Pour améliorer durablement l'état des comptes communaux, les candidats proposent des solutions contrastées :

  • Jeanne Lamazère-Destugues compte poursuivre la vente de bâtiments municipaux et maintenir une politique d'investissement parcimonieuse.
  • Nicolas Cresson promet des économies de fonctionnement de 500 000 euros par an grâce au déploiement de l'intelligence artificielle, permettant de ne pas remplacer certains départs en retraite.
  • Éric Delteil déplore les 900 000 euros engagés par la majorité sortante sur le demi-échangeur de la Virginie, dont Vinci empochera les recettes, et plaide pour la restitution des subventions aux communes.
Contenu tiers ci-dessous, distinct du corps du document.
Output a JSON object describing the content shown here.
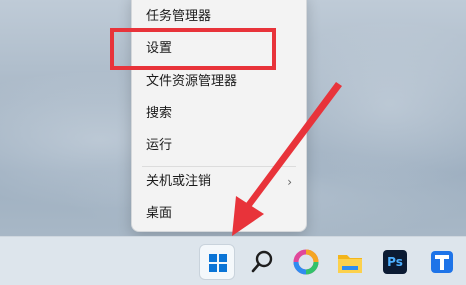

L'adjointe à l'éducation précise que les départs en retraite concerneront principalement les services techniques et les agents accompagnant les écoliers pendant la pause méridienne et après la classe. Jeanne Lamazère-Destugues attribue quant à elle la paternité du projet du demi-échangeur à l'ancien maire Yves Darrigrand.

Un consensus sur la fiscalité locale

Malgré leurs divergences, tous les candidats s'accordent sur la nécessité de maintenir une stabilité de la fiscalité locale. Éric Delteil fait de la récupération des dotations perdues - 1,4 million d'euros sur vingt ans - son leitmotiv financier principal.

Le débat révèle ainsi des conceptions profondément différentes de la gestion municipale, entre rigueur budgétaire, innovation technologique et revendication de moyens supplémentaires auprès de l'État.